A caperberry is the fruit of the Caper Bush (Capparis spinosa). The bud of the bush is the widely consumed caper and a caperberry is one such bud which has grown to succulent maturity.
Caper plants are endemic to the Mediterranean and grow well in semi-arid climates. Both capers and caperberries are frequently salted or pickled for export to countries where they do not grow naturally (such as Northern Europe).
They are salty-sour and regularly served with seafood and salads. Capers are one of the constituent ingredients of tartare sauce.
The texture of the caperberry in particular is firm and fleshy on the outside and soft on the inside, with an array of satisfying, crunchy seeds. When bitten, they burst open to release a pungent miniature explosion, like a sharp pop of acid vegan tobiko around your mouth.
The pickling process brings out a savoury, mustard-like aroma which cuts well into the juniper and citrus of a martini, or stands bold, proud and alone in a Vodka Martini.
Given that the caperberry is pickled, the flavour of this martini is very comparable to the Gibson Martini. It is the texture of the garnishes that differentiate the experience of both martinis from one another.
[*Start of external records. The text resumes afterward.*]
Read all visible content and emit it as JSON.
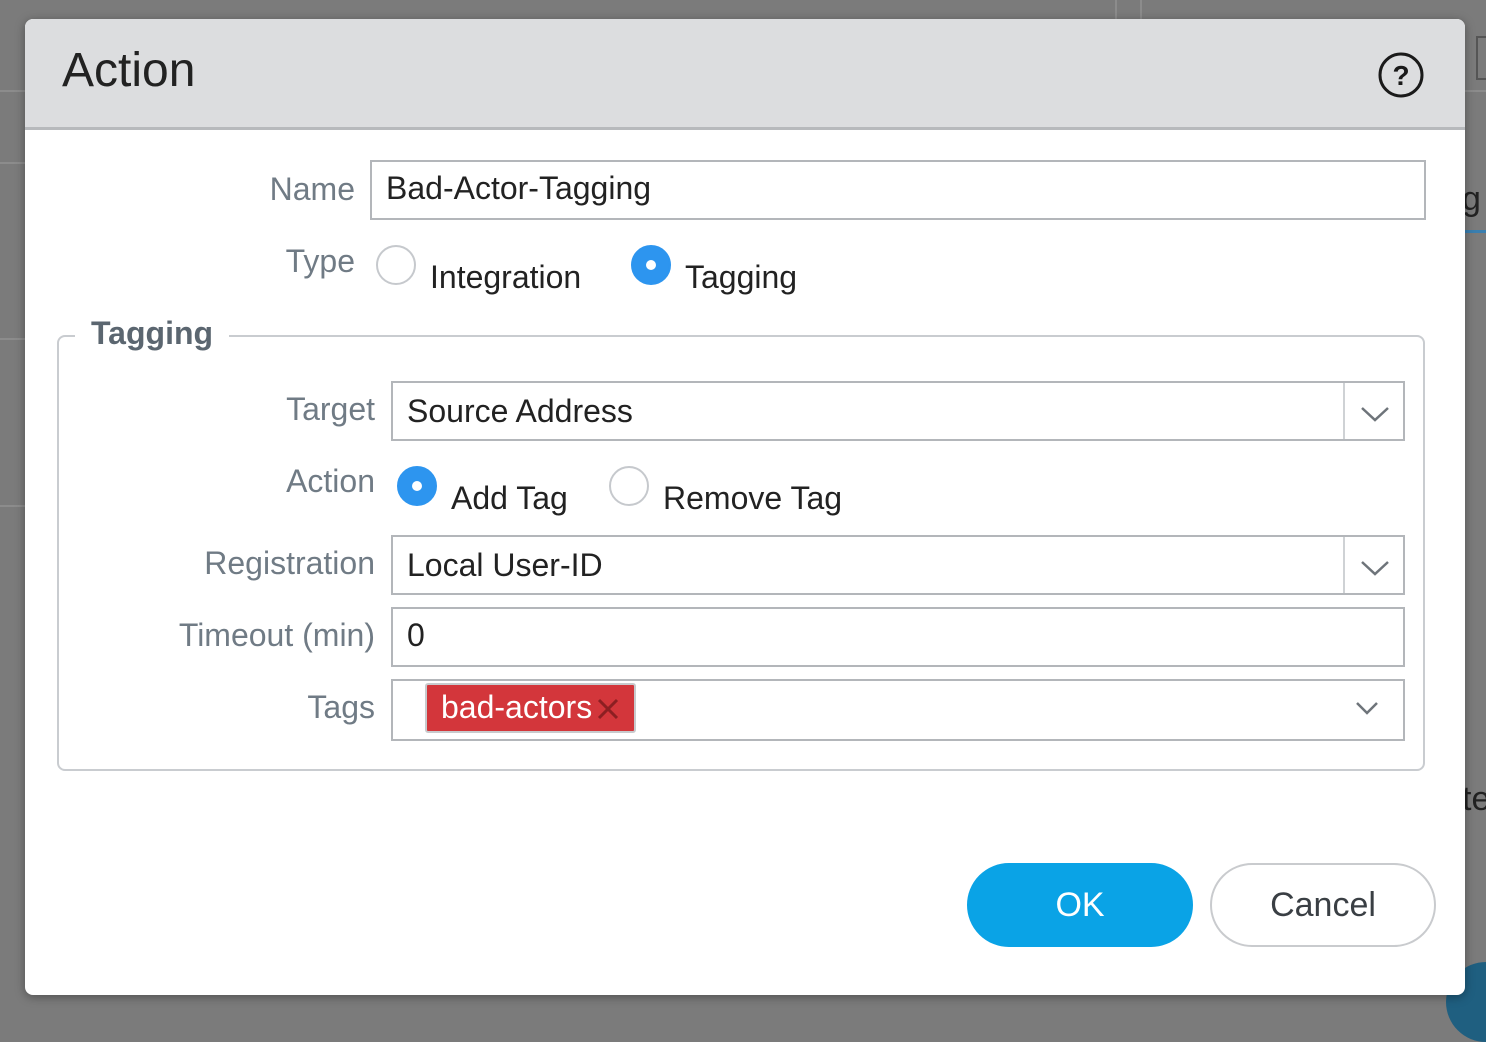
{
  "dialog": {
    "title": "Action",
    "help_icon": "question-circle-icon"
  },
  "form": {
    "name_label": "Name",
    "name_value": "Bad-Actor-Tagging",
    "type_label": "Type",
    "type_options": [
      {
        "label": "Integration",
        "selected": false
      },
      {
        "label": "Tagging",
        "selected": true
      }
    ]
  },
  "tagging": {
    "legend": "Tagging",
    "target_label": "Target",
    "target_value": "Source Address",
    "action_label": "Action",
    "action_options": [
      {
        "label": "Add Tag",
        "selected": true
      },
      {
        "label": "Remove Tag",
        "selected": false
      }
    ],
    "registration_label": "Registration",
    "registration_value": "Local User-ID",
    "timeout_label": "Timeout (min)",
    "timeout_value": "0",
    "tags_label": "Tags",
    "tags": [
      {
        "label": "bad-actors",
        "color": "#d3363b"
      }
    ]
  },
  "buttons": {
    "ok": "OK",
    "cancel": "Cancel"
  },
  "background": {
    "partial_text_1": "g",
    "partial_text_2": "te"
  },
  "colors": {
    "accent": "#0aa3e6",
    "radio_selected": "#2d95ef",
    "tag_red": "#d3363b"
  }
}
Caperberries are normally pickled with their stalk attached, which removes the need for serving this garnish with a toothpick.
The sharpness of a pickled caper or caperberry makes it a particularly good accompaniment to fried seafood such as calamari or fritto misto, so a Filthy Martini would be an excellent choice of aperitif before such a dish. It also goes very well before or with seafood tempura.
How to Make a Filthy Martini
The process of making a Filthy Martini is very similar to making a classic martini. It can be served with either gin or vodka.
- At least six hours before you intend to drink the martini put a bottle of gin or vodka plus the relevant number of martini glasses (ideally conical glasses, with a size/volume of around 100-130ml or 3.4-4.4 US fluid ounces) in the freezer.
- When it’s time to serve, take the glasses from the freezer.
- Pour vermouth into the glass to taste (usually around 2-15ml or 0.5-3 teaspoons).
- Top up with the gin or vodka – around 80-120ml or 3-4 US fluid ounces, depending on glass size/preference.
- As an optional extra, you can add a teaspoon or two of the caperberry pickle brine.
- Add a single picked caperberry and use it to stir the drink, before dropping it into the glass as a garnish.
- Serve, potentially with more caperberries on the side.
There is very little known about the origins of the Filthy Martini or how it gained its name.
However, with many elements of a classic martini originating from the Mediterranean region, and practical reality that preserved foods in brine or pickle make a convenient and long-lasting garnish for bartenders to rely on make it an unsurprising addition to the martini repertoire.
What is perhaps most surprising is why the Filthy Martini is not more commonly served and enjoyed.
Capers and caperberries have been consumed for millennia, having been documented by Pliny the Elder and consumed by the peoples of many ancient civilisations. They have even occasionally been considered an aphrodisiac. Therein perhaps lies one of the potential origins of this drink’s name, but we can only wonder.